En effet, dans la plupart des cas, cet avantage n’aura pas été formalisé par les parents dans un acte ou un testament, et il faudra rechercher la preuve de l’intention libérale dans les circonstances de fait : durée prolongée de la mise à disposition du logement pendant plusieurs années, enfant ayant un emploi et des revenus suffisants pour assurer ses dépenses de logement, absence de contrepartie de la part de l’enfant logé…

Ainsi, lorsque les parents auront hébergé leur enfant chez eux, ou encore l’auront gratuitement logé dans un appartement indépendant, au titre de leur obligation d’entretien ou alimentaire, pendant ses études ou alors qu’il était dans le besoin, il ne s’agira pas d’une donation rapportable à la succession.

Bref, si les parents veulent éviter toute ambiguïté sur la nature de la mise à disposition gratuite du logement à leur enfant, et ainsi supprimer toutes discussions entre leurs héritiers lors du règlement ultérieur de leur succession, ils ont tout intérêt à formaliser la chose par un écrit (qui pourra prendre la forme, selon les cas, de testament, de donation d’usufruit, de prêt…).

Pas de donation-partage sans partage des biens

Cette assertion semble à première vue relever de l’évidence. Il était pourtant de pratique relativement courante que, par des actes qualifiés de donation-partage, des parents fassent donation à leurs enfants de quotes-parts indivises d’un ou plusieurs biens familiaux, notamment d’immeubles non aisément partageables.

Cela aboutissait donc à créer une indivision entre les enfants codonataires, chacun se voyant attribuer dans l’acte des droits indivis sur un bien, et non pas un lot bien individualisé à titre privatif.

C’est à cette pratique, déjà critiquée par quelques éminents auteurs, que la Cour de cassation a marqué un vigoureux coup d’arrêt, par deux arrêts de principe du 6 mars 2013 et du 20 novembre 2013.

Dans ces deux affaires en effet, la Cour de cassation a refusé la qualification de donation-partage à des actes qui attribuaient aux enfants donataires, ou à certains d’entre eux, des quotités indivises, en rappelant fermement qu’«il n’y a de donation-partage que dans la mesure où l’ascendant effectue une répartition matérielle des biens donnés entre ses descendants».

Il en résulte que de tels actes ne peuvent pas opérer de partage et seront donc requalifiés en donations ordinaires.

Or, cette disqualification n’est pas neutre car elle entraîne la perte des avantages décisifs que présente la donation-partage sur le plan civil, et qui en font un précieux instrument de stabilisation et de sécurisation des transmissions familiales, à savoir la dispense de rapport des biens reçus à la succession des parents donateurs et la non-réévaluation de ces biens au jour du décès des donateurs pour le calcul de la réserve et de la quotité disponible.

Il existe cependant une «session de rattrapage» dans la mesure où l’article 1076 alinéa 2 du Code civil permet que la donation et le partage soient faits par actes séparés.

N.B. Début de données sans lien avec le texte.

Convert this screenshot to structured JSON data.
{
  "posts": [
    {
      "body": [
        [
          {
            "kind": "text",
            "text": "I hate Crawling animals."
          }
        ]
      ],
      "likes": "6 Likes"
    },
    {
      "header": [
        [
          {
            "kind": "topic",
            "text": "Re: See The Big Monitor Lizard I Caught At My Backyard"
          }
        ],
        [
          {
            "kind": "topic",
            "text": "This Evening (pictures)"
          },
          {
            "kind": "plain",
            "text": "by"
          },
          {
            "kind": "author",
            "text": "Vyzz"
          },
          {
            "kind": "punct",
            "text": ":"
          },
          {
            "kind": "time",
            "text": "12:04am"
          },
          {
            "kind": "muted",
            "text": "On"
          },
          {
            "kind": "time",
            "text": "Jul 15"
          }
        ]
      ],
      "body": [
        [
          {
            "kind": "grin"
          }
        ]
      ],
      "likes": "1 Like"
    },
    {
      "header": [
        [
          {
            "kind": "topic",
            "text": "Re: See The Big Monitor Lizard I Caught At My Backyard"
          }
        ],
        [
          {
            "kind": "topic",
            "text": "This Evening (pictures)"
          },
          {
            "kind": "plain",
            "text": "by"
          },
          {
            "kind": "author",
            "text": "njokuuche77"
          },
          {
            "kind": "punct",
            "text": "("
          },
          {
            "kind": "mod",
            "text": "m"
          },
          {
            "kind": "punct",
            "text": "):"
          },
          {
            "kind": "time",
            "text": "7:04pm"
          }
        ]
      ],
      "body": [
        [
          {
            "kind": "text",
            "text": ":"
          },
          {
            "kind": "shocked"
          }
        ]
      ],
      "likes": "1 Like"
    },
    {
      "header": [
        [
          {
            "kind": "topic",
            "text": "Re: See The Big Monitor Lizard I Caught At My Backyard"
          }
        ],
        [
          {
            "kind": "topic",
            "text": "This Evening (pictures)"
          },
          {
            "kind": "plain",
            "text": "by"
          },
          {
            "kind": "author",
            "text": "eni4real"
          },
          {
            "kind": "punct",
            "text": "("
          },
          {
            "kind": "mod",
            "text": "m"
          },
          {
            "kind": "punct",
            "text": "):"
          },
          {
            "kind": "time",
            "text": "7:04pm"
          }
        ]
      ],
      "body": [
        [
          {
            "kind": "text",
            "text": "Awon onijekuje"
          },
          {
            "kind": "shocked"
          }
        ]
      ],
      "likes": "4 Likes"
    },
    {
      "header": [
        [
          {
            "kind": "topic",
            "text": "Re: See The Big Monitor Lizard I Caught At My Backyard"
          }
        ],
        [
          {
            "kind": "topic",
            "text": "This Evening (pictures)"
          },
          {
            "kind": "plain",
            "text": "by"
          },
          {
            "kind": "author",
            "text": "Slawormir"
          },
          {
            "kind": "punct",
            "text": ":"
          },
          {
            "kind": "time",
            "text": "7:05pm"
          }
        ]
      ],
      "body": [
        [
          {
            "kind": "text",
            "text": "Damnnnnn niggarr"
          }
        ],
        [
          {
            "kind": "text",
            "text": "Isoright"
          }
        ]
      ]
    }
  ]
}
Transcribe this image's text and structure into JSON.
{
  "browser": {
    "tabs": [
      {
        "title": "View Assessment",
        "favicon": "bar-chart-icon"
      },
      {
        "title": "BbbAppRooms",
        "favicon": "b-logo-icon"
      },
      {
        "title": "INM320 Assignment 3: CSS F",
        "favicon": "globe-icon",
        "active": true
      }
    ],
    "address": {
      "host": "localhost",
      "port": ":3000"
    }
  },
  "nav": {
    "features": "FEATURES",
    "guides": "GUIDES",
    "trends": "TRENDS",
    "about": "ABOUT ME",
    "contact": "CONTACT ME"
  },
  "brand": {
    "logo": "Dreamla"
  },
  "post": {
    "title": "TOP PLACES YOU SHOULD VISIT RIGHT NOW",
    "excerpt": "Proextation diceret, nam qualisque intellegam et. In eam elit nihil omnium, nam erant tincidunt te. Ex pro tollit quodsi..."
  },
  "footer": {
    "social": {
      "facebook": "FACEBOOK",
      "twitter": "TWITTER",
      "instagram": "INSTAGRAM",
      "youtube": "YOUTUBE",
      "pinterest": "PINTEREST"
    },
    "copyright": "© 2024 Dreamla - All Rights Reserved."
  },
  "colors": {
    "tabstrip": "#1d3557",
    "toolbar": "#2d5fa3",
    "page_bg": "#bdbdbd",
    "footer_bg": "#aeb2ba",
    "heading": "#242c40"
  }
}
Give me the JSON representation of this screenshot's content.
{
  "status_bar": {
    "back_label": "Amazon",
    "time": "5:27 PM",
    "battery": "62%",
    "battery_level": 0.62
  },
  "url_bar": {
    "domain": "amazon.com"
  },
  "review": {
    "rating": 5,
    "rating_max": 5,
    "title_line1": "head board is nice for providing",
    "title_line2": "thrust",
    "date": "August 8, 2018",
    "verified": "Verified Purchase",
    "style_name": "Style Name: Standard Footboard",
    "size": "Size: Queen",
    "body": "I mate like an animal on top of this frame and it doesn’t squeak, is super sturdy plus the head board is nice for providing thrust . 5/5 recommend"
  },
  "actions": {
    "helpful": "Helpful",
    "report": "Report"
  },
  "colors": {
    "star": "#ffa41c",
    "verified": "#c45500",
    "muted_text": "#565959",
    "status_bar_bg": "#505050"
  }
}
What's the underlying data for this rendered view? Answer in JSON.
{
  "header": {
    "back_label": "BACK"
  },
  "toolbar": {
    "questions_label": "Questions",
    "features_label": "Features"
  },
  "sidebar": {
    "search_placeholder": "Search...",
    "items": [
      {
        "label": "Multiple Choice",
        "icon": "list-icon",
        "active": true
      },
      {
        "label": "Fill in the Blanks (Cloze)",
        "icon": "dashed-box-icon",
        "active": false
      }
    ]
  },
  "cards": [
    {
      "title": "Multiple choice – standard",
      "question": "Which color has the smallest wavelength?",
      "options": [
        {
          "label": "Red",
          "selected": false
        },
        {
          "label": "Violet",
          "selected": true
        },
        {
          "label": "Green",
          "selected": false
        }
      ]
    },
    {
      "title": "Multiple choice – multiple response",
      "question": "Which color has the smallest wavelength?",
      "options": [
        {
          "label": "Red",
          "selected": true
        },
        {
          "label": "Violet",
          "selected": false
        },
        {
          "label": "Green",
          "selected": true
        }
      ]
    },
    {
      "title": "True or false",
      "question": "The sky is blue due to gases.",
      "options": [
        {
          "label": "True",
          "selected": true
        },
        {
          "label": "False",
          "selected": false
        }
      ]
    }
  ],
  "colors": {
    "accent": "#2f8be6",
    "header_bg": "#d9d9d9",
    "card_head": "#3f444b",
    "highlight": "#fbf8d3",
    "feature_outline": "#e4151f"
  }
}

Le partage des biens donnés indivisément aux enfants pourra donc intervenir dans un acte ultérieur, mais seulement à la condition que les parents donateurs interviennent aux deux actes, ce qui suppose que le partage puisse se faire de leur vivant.

Sur le plan fiscal par ailleurs, la réalisation du partage par un acte postérieur à la donation a l’inconvénient de rendre exigible le droit de partage de 2,50 %.

Une autre possibilité de régularisation a posteriori d’une «donation-partage» comportant des quotités indivises serait de la réincorporer dans une nouvelle donation-partage faite par les parents à leurs enfants et, le cas échéant, leurs petits-enfants (donation-partage transgénérationnelle), ainsi que le permet le Code civil (article 1078-1).

On peut ainsi à cet égard relever que, dans un arrêt récent du 15 janvier 2014, la Cour de cassation a validé l’incorporation dans une donation-partage d’un bien antérieurement donné indivisément à plusieurs des enfants, et son attribution à l’un des codonataires.

Mais, là encore, il y aura un coût supplémentaire en termes de droit de partage…

Quid des constructions faites par les parents sur un terrain qu’ils ont donné en nue-propriété à un enfant ?

Il s’agit là du schéma relativement classique de la donation de la nue-propriété d’un terrain à l’un des enfants, suivie de la construction d’une maison ou de bâtiments par le ou les parents donateurs ayant conservé l’usufruit viager du bien donné.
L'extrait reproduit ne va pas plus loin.